Tensile/Compressive Fatigue and Interface Characterization of Al2O3 Fiber/Al-2.5% Li Alloy Metal Matrix Composite.

摘要

The fatigue response to cyclic roads of a continuous A12O3 fiber/aluminum-lithium alloy metal matrix composite was successfully characterized at room temperature and 175 C. Low cycle fatigue was dominated by crack propagation perpendicular to the axial fiber direction at both temperatures. Alternately, high cycle fatigue was governed by crack propagation parallel to the axial fiber direction; at room temperature this crack growth was believed to have occurred through the matrix, whereas at 175 C it propagated through weakened composite interfaces. The interfacial reaction product was also thoroughly characterized for both as-received composites and composites subjected to 10 million cycles at 175 C (defined as runout). In the as-received composite, interfaces ranged in thickness from 0.05 to 0.8 microns.
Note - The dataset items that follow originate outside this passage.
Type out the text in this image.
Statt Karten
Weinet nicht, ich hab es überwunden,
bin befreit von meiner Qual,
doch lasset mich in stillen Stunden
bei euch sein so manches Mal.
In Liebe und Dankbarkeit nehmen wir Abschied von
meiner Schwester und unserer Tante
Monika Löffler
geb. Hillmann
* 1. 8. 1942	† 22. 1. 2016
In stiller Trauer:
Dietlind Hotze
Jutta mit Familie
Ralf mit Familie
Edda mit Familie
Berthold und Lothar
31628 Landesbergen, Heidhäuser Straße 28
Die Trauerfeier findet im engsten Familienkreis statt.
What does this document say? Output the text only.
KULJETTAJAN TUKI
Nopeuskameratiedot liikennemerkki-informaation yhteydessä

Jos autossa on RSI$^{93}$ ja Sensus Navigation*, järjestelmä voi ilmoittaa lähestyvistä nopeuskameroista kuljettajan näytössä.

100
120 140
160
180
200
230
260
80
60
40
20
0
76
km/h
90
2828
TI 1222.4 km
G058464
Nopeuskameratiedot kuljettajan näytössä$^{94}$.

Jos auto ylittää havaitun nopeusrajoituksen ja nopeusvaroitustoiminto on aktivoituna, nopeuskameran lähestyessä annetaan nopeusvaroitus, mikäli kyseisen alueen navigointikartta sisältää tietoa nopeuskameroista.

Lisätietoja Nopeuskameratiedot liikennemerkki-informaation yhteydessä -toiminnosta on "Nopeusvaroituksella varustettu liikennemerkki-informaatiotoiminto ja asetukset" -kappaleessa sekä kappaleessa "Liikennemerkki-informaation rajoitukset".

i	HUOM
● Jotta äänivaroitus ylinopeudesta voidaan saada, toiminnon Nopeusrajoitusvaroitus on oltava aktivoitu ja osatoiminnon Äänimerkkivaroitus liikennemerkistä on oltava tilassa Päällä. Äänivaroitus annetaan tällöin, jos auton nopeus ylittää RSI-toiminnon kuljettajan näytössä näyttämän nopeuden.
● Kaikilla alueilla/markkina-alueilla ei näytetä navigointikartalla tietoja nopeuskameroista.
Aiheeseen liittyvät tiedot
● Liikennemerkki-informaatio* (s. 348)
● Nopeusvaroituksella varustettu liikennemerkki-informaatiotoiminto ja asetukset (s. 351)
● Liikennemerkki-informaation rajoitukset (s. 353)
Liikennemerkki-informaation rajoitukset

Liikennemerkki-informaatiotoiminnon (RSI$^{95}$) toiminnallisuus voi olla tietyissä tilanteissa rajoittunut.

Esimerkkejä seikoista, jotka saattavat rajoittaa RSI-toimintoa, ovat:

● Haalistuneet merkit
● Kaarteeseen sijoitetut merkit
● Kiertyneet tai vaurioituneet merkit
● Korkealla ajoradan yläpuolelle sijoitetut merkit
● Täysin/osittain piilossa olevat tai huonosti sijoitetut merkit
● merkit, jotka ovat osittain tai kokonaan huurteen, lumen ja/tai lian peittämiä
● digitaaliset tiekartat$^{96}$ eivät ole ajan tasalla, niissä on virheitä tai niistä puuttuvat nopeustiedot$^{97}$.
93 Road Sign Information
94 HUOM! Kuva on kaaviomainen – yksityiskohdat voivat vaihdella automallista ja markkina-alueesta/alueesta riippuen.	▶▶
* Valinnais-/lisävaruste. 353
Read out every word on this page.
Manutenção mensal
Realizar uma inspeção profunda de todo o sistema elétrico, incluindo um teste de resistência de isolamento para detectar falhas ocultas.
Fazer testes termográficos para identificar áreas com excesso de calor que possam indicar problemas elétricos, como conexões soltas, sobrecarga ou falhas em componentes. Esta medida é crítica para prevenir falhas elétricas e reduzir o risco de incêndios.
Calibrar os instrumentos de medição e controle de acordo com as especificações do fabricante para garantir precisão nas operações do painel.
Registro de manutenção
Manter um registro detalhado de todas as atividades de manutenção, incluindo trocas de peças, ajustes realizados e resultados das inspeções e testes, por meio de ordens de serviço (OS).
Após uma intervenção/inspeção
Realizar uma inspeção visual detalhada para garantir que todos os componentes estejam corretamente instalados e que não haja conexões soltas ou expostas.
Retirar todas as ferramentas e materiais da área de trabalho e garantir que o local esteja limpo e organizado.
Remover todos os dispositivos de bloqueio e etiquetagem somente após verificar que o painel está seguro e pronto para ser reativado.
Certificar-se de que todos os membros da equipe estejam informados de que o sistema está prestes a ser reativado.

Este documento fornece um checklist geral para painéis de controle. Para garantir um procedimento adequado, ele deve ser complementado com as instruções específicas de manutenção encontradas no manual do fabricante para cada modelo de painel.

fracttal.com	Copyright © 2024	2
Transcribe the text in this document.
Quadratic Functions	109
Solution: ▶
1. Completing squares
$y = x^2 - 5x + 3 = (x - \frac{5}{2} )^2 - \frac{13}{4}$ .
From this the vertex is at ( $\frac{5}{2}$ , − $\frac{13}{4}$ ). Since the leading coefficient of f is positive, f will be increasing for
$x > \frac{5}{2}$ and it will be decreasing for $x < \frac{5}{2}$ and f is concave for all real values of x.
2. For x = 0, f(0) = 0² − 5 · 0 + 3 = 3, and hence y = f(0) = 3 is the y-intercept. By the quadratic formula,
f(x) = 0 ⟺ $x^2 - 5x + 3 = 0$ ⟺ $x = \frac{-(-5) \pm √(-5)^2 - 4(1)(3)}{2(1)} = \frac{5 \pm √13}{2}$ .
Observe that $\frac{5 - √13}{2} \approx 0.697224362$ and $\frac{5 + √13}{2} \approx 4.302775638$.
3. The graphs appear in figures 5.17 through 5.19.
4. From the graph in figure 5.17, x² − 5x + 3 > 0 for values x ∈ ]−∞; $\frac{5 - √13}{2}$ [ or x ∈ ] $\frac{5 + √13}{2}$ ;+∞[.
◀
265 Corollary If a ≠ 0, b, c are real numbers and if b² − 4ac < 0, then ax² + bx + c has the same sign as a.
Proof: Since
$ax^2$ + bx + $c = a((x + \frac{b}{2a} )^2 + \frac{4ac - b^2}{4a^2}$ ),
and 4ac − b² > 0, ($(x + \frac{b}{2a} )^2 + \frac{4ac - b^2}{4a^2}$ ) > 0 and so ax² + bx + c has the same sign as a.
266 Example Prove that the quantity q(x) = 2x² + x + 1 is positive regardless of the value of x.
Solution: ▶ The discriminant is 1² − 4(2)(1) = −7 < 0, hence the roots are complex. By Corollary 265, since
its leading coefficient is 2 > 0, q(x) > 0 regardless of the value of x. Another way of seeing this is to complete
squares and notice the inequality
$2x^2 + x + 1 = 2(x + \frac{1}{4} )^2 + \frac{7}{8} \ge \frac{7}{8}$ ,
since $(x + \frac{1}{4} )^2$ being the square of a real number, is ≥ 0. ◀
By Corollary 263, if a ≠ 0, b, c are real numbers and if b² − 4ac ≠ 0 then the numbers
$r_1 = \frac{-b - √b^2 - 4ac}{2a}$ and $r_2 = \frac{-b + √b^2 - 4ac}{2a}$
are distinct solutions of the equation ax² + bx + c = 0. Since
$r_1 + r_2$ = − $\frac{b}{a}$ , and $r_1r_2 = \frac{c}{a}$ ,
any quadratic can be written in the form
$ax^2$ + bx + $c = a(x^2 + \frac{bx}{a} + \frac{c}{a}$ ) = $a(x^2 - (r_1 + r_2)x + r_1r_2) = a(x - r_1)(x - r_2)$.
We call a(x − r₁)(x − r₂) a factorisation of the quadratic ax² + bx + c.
Its growth was non-homogeneous and preferential along the grain boundaries of Al203. The reaction product was composed of two phases: (1) LiA1508 (a cubic spinel) and (2) alpha-LiA102. The cubic spinel was determined to be the major phase. The combination of cyclic loads (as they affect compressive and tensile strength) and elevated temperatures caused an exaggerated growth of the interfacial reaction zone; the layer thickness after runout ranged from 0.05 to 6.0 microns. This growth process corresponded to a weakening of the interface, which decreased fatigue strength at the elevated test temperature of 175 C.